Eventually, she did return and our conversation was everything I had been waiting for. She talked about how her and her family had struggled to process, in light of the damage that some of the deceased’s actions had caused for them. We talked about the ways that our late co-worker had done really hurtful things, but also about her better qualities.
I shared how I had gone to the funeral and one of her best friends had cornered me in the kitchen to ask how I had known her. I quickly replied that we worked together in Guatemala and she asked me my name. When I told her she said, “Oh! I have heard about you!”
“Really? Well, you can keep that to yourself. I’m sure it wasn’t good.”

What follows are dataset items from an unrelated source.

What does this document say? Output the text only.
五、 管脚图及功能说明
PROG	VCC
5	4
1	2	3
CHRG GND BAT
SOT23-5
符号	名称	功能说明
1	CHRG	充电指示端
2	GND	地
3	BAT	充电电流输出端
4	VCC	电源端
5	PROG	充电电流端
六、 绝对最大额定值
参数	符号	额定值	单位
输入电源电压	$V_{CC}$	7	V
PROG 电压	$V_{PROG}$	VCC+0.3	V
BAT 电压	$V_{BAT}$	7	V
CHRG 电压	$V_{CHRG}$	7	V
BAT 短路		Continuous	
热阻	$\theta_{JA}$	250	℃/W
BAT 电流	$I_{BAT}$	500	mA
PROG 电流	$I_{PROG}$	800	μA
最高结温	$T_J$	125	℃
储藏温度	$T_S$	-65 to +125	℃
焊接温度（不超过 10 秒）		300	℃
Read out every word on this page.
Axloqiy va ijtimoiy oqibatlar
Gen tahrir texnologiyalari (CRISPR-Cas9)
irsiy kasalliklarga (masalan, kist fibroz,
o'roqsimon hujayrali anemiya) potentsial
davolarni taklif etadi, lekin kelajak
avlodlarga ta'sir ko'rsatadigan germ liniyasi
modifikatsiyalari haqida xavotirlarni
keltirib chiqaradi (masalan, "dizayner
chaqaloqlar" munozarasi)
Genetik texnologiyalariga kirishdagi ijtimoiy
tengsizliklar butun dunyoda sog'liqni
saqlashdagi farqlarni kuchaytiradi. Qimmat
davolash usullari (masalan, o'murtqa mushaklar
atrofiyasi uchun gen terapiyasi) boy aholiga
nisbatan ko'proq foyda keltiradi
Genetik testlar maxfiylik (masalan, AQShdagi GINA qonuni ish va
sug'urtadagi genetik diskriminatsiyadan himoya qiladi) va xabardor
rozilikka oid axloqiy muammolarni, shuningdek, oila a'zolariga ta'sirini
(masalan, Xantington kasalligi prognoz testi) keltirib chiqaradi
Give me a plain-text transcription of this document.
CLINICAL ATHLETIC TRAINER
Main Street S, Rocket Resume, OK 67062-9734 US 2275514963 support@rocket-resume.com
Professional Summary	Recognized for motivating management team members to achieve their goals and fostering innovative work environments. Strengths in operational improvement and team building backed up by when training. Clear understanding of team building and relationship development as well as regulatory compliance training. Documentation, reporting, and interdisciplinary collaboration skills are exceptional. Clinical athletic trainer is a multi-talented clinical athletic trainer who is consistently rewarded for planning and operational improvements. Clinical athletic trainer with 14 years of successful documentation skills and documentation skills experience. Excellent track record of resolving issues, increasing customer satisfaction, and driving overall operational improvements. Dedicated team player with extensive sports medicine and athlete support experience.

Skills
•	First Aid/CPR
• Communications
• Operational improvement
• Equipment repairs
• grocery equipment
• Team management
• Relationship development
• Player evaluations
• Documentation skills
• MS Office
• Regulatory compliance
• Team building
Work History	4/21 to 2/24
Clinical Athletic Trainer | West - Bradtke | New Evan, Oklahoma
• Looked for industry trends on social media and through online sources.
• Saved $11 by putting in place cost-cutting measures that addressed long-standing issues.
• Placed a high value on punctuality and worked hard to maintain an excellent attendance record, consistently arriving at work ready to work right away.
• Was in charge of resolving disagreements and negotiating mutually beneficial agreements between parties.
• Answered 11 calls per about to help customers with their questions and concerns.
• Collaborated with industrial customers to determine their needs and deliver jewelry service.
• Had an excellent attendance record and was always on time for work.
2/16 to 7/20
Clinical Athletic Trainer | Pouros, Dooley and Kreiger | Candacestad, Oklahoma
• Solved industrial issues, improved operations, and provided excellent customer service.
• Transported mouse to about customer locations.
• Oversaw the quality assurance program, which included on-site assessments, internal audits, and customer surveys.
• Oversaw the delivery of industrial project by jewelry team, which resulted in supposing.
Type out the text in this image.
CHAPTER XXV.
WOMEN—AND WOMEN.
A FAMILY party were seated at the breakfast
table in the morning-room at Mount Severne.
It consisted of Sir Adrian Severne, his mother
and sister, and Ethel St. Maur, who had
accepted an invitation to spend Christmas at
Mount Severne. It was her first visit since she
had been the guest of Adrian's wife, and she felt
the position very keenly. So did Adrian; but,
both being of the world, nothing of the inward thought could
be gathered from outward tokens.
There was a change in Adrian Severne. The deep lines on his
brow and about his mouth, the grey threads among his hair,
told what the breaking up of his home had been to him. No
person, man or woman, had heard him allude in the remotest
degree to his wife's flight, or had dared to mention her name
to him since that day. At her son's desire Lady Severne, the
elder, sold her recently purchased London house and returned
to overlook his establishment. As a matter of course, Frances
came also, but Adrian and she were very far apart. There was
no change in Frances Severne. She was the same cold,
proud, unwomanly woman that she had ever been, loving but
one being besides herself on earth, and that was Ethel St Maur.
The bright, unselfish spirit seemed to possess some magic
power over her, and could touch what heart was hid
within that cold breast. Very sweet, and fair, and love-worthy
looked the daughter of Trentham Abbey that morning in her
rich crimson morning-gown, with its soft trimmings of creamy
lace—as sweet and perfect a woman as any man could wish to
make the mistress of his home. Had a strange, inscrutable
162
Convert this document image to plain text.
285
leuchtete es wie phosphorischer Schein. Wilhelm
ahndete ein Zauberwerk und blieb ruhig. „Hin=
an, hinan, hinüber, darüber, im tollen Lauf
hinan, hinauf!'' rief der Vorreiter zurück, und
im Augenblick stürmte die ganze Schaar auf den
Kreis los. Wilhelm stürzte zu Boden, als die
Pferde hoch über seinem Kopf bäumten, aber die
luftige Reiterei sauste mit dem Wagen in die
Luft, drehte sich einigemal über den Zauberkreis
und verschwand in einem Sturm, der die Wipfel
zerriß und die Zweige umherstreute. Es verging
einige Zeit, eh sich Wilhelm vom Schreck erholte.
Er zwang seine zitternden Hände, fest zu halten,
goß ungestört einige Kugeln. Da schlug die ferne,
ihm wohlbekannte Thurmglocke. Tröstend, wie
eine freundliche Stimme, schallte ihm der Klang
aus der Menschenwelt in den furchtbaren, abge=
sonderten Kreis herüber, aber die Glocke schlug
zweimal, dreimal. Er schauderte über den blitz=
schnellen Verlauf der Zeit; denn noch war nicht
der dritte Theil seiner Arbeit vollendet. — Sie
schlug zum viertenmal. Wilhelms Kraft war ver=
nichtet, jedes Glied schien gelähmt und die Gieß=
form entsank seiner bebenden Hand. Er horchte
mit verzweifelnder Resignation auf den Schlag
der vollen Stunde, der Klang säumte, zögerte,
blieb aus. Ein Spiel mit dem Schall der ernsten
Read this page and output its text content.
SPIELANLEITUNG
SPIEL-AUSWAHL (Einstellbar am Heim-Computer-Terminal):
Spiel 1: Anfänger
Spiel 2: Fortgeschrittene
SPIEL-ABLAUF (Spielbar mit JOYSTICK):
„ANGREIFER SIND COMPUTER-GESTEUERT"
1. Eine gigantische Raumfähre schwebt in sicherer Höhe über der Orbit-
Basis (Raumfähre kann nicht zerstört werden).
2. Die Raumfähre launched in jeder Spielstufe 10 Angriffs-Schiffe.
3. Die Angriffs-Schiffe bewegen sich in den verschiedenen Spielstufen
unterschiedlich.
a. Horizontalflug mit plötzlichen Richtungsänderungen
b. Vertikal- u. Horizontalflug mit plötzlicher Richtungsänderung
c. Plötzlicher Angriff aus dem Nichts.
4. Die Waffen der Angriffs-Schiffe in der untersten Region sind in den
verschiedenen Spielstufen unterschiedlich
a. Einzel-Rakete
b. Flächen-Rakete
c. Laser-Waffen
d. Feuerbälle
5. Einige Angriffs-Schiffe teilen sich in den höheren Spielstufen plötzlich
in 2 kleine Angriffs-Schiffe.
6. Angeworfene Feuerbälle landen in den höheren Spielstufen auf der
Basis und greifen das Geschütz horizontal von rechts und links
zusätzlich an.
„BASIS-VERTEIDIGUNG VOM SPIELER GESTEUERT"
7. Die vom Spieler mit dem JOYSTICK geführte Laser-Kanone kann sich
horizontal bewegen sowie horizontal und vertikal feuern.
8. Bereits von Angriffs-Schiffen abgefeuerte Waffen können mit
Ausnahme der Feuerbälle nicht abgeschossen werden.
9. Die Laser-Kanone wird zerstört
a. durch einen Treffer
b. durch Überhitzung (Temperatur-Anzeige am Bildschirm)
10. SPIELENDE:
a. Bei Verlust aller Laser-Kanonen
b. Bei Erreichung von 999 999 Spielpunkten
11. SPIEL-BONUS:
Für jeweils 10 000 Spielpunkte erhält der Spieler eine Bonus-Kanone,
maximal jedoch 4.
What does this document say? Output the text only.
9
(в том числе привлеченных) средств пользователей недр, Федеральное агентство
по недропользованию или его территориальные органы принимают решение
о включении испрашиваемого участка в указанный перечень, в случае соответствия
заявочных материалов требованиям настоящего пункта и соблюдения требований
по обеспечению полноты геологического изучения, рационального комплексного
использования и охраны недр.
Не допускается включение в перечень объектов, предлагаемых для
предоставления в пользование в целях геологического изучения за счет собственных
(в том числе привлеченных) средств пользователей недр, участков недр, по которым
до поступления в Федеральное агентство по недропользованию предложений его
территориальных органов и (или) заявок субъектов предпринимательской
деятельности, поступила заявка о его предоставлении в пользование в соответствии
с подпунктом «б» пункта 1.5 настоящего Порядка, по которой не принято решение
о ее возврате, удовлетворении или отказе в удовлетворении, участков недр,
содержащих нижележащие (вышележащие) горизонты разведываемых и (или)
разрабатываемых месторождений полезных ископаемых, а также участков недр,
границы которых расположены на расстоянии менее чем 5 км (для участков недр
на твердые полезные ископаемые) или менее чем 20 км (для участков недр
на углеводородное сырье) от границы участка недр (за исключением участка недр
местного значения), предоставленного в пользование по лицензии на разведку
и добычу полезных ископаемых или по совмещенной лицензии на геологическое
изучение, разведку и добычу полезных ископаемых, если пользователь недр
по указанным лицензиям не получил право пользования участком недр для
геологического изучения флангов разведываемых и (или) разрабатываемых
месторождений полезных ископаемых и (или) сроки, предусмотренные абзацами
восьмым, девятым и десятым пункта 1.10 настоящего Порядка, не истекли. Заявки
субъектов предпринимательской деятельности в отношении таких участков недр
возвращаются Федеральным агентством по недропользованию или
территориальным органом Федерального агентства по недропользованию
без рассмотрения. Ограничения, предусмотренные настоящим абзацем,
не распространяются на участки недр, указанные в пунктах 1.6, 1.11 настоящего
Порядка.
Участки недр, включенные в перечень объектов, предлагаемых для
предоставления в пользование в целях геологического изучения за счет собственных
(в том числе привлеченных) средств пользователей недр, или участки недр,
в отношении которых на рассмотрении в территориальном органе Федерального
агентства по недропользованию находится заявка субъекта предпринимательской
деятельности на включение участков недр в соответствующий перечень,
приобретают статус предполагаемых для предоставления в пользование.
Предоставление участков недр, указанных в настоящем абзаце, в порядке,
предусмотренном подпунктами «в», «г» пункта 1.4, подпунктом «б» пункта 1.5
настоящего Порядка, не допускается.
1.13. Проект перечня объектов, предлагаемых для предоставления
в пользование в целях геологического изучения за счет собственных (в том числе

“No, no. She said, ‘lots of life, that one.’ Yea, that’s what she said, ‘lots of life.’ And oh, we’ve been praying for you. We were so sorry to hear about your dad.”
My dad? This small-town of individuals have been praying for me, someone they don’t even know? My dad had passed the fall before, long after she and I had stopped speaking. And still, she had lifted my name up to her prayer circle and I was none the wiser. Mercy.
On the phone, my friend and I continued to go back and forth over our experiences with her in the past two years, the ups and the downs, weaving a complicated tapestry of a complicated person. Near the end of the call, my friend exhaled and said, “She was broken, but she tried.”
Those words echoed in my head for weeks. When I was alone, I repeated them to myself. She was broken, but she tried. Isn’t that everything at the end of the day? When I leave this earth, what more could I ask to be said about myself?
In the past few years, I have gotten to know myself so well. There is no one who can tell you more about Andrea Marie Tyler than the person writing these words. I love her dearly, but she is a mess. She can be mean, selfish, rude, vindictive, and keeps a really strict record of wrongs committed against her. But good Lord, I am trying. I fail often, but I try very hard.
Accepting my messiness has helped me be more empathetic and patient with others. I bristle at harsh one-sided depictions of a person who has fallen out of favor with the speaker. I would never ask someone to deny the truth of anyone’s character because it is unpleasant, but to diminish a person to the worst of him is to do a disservice to both parties. We are all a mixture of devilment and goodness and deserve to be seen in our fullness. When we refuse to hold that complete picture in our hearts and minds, we deny ourselves the rich experience of truly knowing and loving a person.
I want to be like Vivi’s friend. I want to be the one saying, “Yes, this person is all that you say. You are right. That said, she is also a “luminous” being and the world is better because she is in it. And I hope, when it’s all over, the same will be said of me.